For a moment I thought he was just being witty, but no, I sensed a deep underlying sadness in that comment, a sadness that permeated the whole evening’s conversation. I sensed the melancholy of a man whose dreams and hopes had simply dribbled into the sand and who had nothing to show for all his lofty idealism. His conversation was laconic, taciturn and uninvolved, even remote and cold. His demeanour was sullen, even grumpy and if I were given to paranoia I might have said that he was also supercilious and arrogant. I could even have interpreted all that evidence as proof of an incurable imperialist lurking beneath the outer liberal socialist.
It was only many years later, after I came to England that I came to know of his turbulent and morbidly dark married life, leading eventually to the suicide of his wife Virginia. It was only then that I realized that his mood of brokenness that evening had a deeper provenance than I had imagined.
An arrogant imperialist? On the other hand, the view that Woolf was an arrogant imperialist might have been deduced from anecdotal evidence I gathered in later years. When I was myself serving as the GA of Jaffna, where Woolf had served as AGA and Magistrate 56 years earlier (he had been only 24 then) I met several senior professionals of Jaffna who remembered him as an arrogant imperialist. However, they all conceded that, though he was a ruthless and brilliant administrator, he was also a very sensitive and fair minded magistrate.

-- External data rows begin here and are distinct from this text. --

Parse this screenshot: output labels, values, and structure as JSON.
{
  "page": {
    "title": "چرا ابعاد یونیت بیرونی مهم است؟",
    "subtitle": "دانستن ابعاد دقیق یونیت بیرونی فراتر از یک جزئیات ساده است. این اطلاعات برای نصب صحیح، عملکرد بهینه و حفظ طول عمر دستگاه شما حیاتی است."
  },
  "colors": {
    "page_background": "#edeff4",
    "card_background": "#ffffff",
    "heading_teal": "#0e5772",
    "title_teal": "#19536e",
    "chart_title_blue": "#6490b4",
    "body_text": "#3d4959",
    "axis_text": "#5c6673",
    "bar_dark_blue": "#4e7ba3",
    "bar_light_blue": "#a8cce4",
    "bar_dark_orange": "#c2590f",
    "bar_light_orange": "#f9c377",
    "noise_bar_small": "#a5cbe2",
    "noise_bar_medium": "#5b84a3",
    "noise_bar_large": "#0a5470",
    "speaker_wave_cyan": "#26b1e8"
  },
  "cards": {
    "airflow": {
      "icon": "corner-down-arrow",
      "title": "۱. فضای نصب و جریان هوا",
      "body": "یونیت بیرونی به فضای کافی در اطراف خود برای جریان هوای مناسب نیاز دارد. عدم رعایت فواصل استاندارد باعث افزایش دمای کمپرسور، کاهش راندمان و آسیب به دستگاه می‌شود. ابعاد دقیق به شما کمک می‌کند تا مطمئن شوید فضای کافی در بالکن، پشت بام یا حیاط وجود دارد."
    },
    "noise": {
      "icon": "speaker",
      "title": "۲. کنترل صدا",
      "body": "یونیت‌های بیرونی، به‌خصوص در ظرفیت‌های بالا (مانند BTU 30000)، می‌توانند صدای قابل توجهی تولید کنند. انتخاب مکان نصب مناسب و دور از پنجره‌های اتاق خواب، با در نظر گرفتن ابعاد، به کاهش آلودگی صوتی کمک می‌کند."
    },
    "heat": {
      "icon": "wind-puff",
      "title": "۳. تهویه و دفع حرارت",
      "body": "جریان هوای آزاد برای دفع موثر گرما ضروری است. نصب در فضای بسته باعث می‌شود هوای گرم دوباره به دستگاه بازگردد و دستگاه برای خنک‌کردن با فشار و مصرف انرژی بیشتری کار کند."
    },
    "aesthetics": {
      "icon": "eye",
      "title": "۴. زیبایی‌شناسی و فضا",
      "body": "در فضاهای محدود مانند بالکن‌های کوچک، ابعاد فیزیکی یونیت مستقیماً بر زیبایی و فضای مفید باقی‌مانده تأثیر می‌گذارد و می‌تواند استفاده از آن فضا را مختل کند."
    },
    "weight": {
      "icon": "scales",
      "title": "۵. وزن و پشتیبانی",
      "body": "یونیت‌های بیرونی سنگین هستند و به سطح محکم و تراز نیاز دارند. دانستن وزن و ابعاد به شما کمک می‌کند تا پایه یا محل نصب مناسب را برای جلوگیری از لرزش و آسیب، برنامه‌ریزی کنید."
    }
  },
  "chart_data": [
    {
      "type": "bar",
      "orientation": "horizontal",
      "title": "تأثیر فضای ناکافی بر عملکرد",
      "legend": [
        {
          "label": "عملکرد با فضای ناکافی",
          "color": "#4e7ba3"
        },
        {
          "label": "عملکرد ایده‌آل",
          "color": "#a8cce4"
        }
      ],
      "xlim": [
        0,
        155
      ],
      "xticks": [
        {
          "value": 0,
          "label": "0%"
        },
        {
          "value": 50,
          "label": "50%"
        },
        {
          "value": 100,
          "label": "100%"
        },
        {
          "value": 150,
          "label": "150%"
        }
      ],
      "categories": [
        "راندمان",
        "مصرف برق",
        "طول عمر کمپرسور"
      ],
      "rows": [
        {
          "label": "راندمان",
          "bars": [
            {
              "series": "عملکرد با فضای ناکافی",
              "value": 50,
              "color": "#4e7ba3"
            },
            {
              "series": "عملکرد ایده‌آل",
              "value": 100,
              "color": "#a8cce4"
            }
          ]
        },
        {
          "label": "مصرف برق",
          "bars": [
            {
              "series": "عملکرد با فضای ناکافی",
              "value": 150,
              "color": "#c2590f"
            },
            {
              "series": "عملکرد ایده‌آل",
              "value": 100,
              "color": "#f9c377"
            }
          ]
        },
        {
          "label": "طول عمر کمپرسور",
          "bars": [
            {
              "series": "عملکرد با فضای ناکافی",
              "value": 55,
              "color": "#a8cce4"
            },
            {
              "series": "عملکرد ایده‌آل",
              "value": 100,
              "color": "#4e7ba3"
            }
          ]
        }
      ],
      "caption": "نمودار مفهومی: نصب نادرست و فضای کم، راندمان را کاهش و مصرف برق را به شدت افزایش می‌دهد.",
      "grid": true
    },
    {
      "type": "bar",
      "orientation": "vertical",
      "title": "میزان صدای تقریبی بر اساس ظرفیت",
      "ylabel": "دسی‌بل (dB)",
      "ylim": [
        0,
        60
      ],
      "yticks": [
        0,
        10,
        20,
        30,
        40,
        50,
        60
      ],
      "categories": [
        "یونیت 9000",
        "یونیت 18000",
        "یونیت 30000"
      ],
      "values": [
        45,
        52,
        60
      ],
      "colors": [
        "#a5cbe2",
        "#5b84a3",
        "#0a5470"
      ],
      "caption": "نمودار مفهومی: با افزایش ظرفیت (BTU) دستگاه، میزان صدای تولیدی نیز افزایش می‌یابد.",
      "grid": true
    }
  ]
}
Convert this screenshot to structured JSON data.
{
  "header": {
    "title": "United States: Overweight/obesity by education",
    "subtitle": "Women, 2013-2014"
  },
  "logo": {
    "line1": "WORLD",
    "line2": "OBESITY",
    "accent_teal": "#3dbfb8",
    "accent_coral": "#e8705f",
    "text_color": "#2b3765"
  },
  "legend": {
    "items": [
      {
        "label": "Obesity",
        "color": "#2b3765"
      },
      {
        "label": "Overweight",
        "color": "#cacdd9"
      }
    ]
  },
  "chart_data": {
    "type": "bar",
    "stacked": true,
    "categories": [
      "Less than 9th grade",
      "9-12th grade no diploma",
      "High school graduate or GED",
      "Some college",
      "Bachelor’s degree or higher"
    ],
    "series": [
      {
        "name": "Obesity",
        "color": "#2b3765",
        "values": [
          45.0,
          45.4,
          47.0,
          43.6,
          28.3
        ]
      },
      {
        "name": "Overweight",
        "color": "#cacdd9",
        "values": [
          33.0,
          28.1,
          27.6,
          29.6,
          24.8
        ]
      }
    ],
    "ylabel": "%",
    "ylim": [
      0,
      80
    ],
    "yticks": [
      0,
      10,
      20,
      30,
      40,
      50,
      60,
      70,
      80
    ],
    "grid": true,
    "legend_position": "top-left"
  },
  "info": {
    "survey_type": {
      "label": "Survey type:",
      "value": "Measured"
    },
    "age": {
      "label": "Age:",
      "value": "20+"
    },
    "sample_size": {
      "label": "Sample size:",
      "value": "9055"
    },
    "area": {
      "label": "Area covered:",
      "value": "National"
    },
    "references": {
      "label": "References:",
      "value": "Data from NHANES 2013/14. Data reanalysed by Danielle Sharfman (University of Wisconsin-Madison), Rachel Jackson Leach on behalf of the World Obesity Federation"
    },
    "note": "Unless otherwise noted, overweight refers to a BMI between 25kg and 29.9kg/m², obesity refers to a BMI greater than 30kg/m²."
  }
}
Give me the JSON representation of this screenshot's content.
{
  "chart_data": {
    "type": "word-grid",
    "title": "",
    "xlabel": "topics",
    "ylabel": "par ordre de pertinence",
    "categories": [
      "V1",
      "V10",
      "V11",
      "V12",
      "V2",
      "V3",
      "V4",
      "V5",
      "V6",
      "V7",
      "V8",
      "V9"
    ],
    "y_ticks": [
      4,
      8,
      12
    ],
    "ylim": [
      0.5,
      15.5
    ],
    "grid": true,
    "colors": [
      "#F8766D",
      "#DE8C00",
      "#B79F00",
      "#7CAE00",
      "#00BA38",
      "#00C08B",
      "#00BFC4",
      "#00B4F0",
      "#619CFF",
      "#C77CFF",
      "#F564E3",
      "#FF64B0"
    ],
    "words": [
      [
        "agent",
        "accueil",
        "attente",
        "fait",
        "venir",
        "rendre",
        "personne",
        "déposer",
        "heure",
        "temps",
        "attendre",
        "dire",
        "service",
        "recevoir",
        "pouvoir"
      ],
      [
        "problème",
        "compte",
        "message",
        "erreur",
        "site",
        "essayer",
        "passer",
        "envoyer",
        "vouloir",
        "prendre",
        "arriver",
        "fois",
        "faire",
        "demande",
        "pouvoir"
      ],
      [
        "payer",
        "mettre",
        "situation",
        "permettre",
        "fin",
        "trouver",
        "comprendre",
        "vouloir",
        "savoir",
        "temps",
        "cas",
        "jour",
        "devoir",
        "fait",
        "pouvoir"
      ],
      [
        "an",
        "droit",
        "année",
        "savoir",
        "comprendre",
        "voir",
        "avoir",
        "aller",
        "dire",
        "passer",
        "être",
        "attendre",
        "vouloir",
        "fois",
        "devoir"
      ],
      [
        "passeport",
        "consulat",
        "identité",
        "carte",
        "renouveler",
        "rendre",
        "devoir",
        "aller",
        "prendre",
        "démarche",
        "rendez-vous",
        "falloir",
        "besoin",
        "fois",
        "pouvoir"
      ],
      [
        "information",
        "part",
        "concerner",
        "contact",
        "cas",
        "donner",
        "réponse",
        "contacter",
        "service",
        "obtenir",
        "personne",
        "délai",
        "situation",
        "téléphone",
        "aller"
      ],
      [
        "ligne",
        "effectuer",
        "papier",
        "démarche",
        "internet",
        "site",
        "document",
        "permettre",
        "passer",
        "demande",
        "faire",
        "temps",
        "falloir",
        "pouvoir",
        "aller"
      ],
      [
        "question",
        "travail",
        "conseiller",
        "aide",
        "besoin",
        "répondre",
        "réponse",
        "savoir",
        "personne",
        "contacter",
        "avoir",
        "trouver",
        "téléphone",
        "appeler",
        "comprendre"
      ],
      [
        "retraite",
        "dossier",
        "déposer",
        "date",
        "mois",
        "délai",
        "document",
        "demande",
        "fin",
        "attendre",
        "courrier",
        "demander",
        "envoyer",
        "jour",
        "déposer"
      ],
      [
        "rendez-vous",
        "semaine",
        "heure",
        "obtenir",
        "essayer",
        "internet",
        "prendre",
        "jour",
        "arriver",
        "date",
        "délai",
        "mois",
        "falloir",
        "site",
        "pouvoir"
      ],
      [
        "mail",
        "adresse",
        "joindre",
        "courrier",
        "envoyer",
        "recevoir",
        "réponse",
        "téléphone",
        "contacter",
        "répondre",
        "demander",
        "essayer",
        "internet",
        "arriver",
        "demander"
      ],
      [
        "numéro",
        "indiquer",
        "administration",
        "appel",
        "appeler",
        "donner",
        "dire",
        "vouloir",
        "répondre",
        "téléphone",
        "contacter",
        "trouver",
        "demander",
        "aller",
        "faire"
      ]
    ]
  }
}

Reading the diaries of John Penrin Lewis, his GA at the time, I also found that the people of Jaffna had called a mass meeting in the Town Hall to ask the government to transfer Leonard Woolf out of the district, because he was alleged to have struck Sandarasagara, the town’s leading barrister, with a horse whip. According to the allegation, Woolf had been driving his “horse and trap” down the Jaffna main street when he chanced upon Sandarasagara riding on his horse in the opposite direction. The allegation was that Woolf was so angered at the sight of a mere native riding the high horse that he wielded his whip striking Sandarasagara in his face and causing his horse to bolt. A judicial inquiry that followed fully exonerated Woolf, but the whole incident proved deeply traumatic and a turning point in his world view. The scales fell from Woolf’s eyes and he saw that despite all his benevolent paternalism, imperialism had little to offer a subject people besides provoking in them suspicion, paranoia, hatred and hostility towards their rulers.
The leitmotif, or the recurring metaphor of his novel, the “Village in the Jungle”, is man’s incessant and hopeless struggle against injustice and evil, symbolised on the one hand by Silindu and his family and on the other by the oppressive headman and the dark insatiable jungle. It seemed to me that the intellectual Woolf was as impotent in the face of an unjust and evil world, as illiterate Silindu and his family had been helpless in the face of the wicked headman and the demonic jungle.
In their sharply diverse ways, Woolf and Silindu were both tragic figures, merely the macro and the micro versions, of the same underlying truth.